EU states and the European Parliament have cancelled Monday's talks aimed at striking a deal to tighten laws on the $700 trillion derivatives market, after the states failed to settle on a negotiating position.

The EU, the United States and other leading economies in the world agreed in 2010 to finalize a coordinated crackdown on derivatives by December, but that deadline is now looking tight.

The meeting for Monday has been cancelled. No new date has yet been set, an EU diplomat close to the negotiations said.

EU member state ambassadors failed on Thursday to agree a common position ahead of Monday's final round of negotiations with parliament on a definitive legal text.

The aim now is for EU finance ministers, who hold their regular monthly meeting in Brussels on Tuesday, to try and break the deadlock among states so that a rescheduled meeting with parliament, which has joint say, can take place.

Germany is against giving binding mediation powers to the European Securities and Markets Authority (ESMA) in disputes between national regulators.

The draft law says firms from outside the EU can do business in the bloc if their home regulatory regime is equivalent, or just as strict.

Britain wants an amendment to say this requirement should not be cut and pasted into a slew of other EU rules in the pipeline, while France is resistant to such an amendment.

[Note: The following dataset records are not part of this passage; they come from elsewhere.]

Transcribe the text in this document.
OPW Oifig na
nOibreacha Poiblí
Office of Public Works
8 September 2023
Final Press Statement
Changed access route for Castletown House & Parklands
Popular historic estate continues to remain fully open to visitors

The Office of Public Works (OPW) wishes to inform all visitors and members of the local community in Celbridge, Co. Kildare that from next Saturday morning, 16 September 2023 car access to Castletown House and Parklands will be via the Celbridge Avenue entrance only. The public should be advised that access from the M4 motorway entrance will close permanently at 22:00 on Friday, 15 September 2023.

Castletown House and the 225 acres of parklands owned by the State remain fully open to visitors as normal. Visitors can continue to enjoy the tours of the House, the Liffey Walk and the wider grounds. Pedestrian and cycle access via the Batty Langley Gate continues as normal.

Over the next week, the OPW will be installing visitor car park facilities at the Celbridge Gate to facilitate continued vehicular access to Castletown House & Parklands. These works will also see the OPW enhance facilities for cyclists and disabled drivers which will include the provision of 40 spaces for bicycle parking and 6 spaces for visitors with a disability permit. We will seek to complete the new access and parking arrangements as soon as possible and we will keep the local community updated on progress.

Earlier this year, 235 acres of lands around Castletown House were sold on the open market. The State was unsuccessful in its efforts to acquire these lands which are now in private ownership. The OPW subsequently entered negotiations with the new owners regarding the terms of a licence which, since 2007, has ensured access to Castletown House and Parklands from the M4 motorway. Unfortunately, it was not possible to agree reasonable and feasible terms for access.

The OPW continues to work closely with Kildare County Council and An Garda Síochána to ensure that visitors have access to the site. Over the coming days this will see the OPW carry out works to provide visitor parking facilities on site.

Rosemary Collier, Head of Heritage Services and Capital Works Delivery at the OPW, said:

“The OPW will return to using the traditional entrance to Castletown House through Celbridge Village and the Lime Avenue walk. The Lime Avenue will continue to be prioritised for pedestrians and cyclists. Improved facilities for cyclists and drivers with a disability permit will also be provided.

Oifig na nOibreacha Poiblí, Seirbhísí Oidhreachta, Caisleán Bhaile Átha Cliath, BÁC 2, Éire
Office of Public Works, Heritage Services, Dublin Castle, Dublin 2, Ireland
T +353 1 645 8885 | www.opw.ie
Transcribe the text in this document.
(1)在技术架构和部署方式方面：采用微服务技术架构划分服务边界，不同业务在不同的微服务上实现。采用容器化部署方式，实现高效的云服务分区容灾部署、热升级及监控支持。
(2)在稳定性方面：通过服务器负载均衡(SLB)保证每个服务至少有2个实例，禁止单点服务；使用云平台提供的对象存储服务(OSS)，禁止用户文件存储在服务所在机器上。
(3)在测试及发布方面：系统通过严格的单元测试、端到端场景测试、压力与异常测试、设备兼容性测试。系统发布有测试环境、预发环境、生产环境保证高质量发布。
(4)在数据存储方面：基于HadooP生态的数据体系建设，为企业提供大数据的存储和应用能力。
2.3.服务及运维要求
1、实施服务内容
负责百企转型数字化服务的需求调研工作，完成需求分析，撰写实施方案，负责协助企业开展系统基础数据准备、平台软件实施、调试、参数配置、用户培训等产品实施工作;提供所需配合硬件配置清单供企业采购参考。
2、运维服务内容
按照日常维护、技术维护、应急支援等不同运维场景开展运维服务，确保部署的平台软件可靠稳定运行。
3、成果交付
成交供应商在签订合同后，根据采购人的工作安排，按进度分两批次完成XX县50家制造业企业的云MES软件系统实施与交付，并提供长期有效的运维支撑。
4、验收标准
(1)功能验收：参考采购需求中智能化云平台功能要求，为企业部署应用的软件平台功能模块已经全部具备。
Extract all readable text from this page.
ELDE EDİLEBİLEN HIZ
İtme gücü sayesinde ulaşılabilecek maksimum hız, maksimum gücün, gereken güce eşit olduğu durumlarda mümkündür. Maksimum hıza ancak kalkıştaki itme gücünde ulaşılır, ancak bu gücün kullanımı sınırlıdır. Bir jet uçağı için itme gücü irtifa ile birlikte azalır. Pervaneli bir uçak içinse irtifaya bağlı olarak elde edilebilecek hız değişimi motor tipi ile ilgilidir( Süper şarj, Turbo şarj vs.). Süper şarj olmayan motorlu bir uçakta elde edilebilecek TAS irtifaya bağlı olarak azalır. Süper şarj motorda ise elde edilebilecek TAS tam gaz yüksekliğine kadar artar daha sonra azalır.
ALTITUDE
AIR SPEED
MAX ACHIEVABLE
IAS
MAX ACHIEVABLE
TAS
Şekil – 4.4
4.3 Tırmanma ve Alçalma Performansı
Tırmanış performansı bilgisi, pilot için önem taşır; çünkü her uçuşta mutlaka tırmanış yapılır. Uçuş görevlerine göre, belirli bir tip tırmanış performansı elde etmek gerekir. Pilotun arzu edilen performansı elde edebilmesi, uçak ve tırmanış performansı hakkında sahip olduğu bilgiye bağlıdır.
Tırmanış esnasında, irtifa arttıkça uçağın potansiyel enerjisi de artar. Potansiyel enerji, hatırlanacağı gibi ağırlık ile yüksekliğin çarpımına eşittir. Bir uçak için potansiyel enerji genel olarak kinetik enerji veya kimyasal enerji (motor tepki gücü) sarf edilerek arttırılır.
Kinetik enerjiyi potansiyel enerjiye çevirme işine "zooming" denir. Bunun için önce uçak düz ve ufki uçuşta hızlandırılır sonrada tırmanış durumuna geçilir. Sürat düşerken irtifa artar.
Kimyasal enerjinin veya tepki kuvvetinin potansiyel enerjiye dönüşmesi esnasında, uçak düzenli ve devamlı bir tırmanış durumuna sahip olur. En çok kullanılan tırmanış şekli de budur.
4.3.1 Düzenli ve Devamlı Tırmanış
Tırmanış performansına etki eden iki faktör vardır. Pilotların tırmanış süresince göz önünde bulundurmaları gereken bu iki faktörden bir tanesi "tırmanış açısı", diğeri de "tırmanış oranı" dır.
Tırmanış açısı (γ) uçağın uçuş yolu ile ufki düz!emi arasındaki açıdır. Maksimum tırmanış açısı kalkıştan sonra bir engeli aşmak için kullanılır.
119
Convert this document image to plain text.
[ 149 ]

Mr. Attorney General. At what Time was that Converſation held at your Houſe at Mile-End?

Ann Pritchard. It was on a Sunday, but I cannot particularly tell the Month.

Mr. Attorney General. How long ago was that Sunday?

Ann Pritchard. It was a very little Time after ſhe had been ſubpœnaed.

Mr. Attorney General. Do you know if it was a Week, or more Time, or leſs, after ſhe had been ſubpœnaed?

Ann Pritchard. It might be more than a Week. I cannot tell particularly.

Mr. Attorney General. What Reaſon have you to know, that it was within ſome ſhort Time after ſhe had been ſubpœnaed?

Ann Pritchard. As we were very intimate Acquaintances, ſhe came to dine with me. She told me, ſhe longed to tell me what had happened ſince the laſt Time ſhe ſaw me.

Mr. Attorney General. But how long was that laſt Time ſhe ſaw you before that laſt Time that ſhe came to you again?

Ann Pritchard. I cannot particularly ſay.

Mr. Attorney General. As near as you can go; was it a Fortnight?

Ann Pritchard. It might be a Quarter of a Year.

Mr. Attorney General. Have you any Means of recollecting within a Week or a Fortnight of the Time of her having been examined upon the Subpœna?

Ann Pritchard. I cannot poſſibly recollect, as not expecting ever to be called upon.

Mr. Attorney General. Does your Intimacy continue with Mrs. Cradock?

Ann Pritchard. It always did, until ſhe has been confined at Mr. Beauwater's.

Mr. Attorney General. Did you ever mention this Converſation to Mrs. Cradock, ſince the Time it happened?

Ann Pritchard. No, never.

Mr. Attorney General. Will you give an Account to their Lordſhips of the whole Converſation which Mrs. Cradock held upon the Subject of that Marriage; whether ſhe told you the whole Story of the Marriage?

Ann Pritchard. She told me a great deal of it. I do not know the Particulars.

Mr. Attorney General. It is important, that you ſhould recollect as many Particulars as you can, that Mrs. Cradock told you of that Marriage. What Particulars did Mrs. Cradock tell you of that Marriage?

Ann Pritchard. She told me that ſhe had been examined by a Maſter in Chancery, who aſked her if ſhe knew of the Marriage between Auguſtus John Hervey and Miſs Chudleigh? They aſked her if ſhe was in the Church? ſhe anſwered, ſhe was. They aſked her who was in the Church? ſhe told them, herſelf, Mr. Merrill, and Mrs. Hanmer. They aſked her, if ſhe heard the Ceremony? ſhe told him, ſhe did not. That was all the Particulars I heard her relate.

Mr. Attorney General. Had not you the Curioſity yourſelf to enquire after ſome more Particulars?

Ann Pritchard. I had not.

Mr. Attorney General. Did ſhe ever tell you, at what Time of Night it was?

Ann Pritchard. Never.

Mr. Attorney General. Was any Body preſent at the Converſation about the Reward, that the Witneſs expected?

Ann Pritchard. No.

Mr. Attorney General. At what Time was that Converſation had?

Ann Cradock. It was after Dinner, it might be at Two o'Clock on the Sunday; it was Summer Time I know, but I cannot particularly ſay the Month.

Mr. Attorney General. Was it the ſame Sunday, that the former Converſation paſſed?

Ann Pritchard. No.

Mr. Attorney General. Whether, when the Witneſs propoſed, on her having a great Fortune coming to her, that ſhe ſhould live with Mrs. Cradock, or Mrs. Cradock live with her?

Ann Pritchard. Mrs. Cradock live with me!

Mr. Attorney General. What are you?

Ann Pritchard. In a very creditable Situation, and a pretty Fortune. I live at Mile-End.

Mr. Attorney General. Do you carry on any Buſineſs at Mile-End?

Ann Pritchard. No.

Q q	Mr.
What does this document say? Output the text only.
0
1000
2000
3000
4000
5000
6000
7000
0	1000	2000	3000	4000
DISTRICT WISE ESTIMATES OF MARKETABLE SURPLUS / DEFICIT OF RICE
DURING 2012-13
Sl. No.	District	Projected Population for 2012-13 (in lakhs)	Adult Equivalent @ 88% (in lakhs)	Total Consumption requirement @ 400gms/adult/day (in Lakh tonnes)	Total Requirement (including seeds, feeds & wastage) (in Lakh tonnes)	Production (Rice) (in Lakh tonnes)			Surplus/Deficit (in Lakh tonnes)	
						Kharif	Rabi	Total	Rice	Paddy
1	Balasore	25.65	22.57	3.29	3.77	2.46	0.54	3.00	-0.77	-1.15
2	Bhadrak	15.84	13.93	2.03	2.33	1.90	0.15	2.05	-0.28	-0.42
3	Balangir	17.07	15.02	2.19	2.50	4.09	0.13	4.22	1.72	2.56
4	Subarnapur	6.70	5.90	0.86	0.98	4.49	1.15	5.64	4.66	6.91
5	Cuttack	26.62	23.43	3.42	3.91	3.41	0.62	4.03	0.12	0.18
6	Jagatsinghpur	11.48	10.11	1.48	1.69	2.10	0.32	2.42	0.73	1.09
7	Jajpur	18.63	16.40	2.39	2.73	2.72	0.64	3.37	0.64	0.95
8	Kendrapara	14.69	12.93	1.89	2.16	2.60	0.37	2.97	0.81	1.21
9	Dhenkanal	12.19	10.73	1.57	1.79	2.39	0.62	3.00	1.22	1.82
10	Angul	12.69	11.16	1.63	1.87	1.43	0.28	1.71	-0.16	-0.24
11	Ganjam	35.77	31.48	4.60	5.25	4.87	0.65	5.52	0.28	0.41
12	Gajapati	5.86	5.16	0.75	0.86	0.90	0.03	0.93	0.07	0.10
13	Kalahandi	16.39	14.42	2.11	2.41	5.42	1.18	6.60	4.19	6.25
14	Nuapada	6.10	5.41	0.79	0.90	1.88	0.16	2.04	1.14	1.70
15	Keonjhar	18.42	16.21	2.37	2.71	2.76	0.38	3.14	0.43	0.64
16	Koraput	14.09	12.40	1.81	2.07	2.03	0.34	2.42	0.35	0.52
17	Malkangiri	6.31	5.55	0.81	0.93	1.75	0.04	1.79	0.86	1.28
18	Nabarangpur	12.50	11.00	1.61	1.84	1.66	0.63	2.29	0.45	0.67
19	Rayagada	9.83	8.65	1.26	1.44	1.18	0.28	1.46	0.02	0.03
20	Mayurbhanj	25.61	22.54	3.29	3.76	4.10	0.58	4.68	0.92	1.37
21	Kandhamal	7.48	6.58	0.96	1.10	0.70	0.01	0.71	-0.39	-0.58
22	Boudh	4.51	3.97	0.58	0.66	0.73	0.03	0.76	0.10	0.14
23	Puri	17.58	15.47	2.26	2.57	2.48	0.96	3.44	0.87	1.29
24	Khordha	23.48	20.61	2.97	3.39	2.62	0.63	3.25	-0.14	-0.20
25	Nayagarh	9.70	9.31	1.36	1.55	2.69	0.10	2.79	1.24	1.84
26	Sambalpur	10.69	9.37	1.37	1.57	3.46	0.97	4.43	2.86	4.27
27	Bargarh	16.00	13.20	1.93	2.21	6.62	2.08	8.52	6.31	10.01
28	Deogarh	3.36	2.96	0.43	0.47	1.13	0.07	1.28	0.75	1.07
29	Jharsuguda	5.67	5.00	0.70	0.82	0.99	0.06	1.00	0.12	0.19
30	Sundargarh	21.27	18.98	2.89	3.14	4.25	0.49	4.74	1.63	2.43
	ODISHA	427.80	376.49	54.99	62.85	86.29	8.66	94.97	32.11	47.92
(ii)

The draft law aims to push swathes of the $700 trillion over-the-counter (OTC) derivatives trading into clearing houses that are backed by a default fund in case one side of the trade goes bust.

All transactions would be recorded at a trade repository so regulators have a snapshot of who is exposed to which contract. The aim is to avoid the data black hole that regulators encountered when U.S. investment bank Lehman Brothers went bust.